Comprehensive Plan – Land Use and the Environment

Preserving farmland is a prominent land use and environment topic, so let’s review the historical trends impacting Mason County’s farmland.  

In 1974 most of Mason County’s rural income was provided by dairy and tobacco. Both encouraged multi-year crop rotations that justified many acres of pasture and hay. Today dairy is gone, and tobacco is nearly gone. Some landowners attempted to replace their lost income by selling land for development. Other landowners planted more cash grain. Both strategies quickly deplete precious topsoil and silently steal Mason County’s ability to support vegetation.

USDA reports that Mason County lost 17,960 acres of farmland between 1987 and 2017. Most of these acres had their topsoil removed for commercial development or for housing along road frontages and in platted subdivisions.

US Census reports Mason County’s population DECREASED by 7.6% from 1981 to 2021. Our next comprehensive plan should encourage new profitable rural enterprises that preserve topsoil and discourage consuming additional farmland to house a declining population.

In 1986 the most recent USDA Soil Survey of Mason County showed around 34,000 Prime Farmland acres.
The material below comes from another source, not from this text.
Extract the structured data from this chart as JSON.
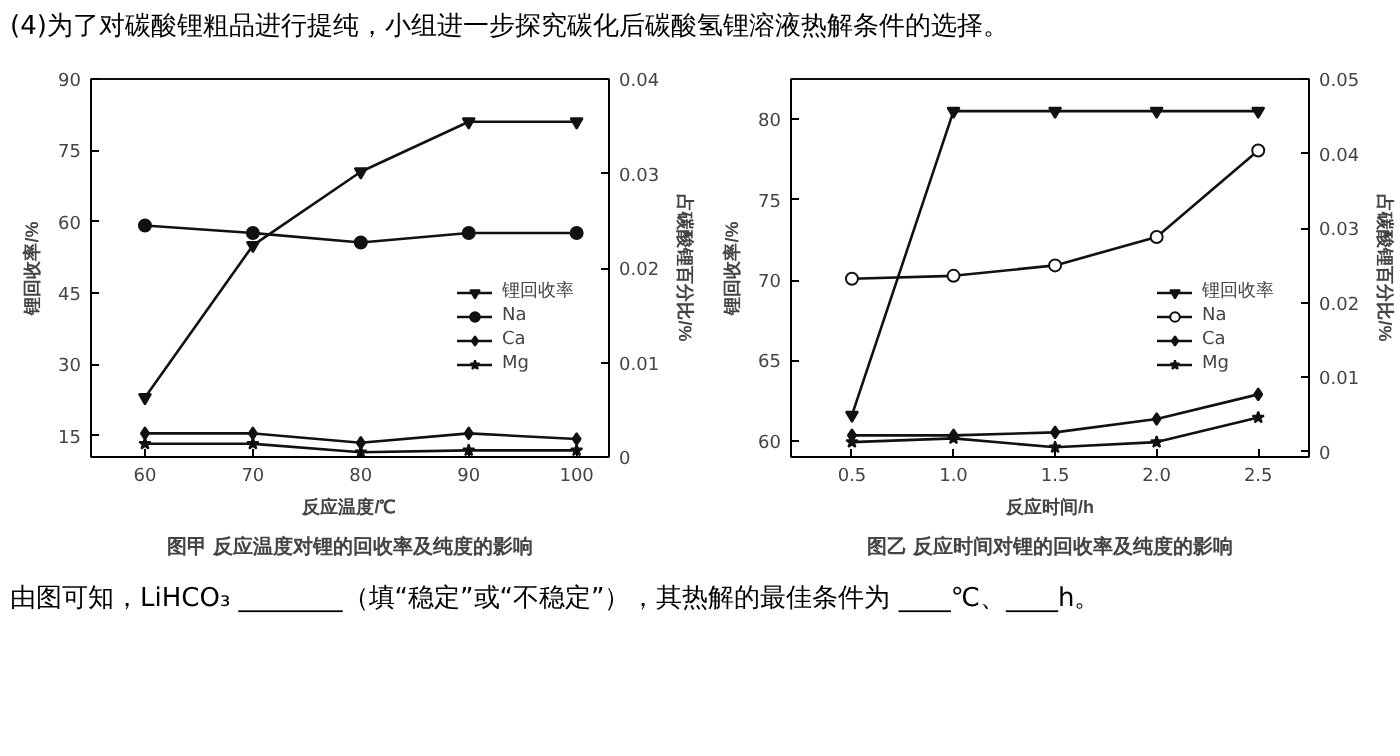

Although total farmland acres available shrank, Mason County harvested 16,000 more crop acres in 2017 than in 1992. The tobacco and dairy revenue loss drove local farmers to expose more acres to cash grain. USDA records show – corn acres harvested increased to 8,400 in 2021 from only 4,500 in 2000. Mason County’s Soybean harvest exploded to 11,100 acres in 2021 from only 900 acres in 2000. This 10,200 acres increase in soybeans is particularly troubling because soybeans cause a higher rate of soil erosion than corn or almost any other crop. 

If we hope to preserve our precious topsoil, this comprehensive plan must embrace old and new ways rural resources can fulfill current market needs.

  • It must provide landowners with an economically viable way to preserve local topsoil.
  • It must balance future generations’ living standards and prosperity with current residents’ preferences by reducing artificial barriers that increase the land needed to produce the same value.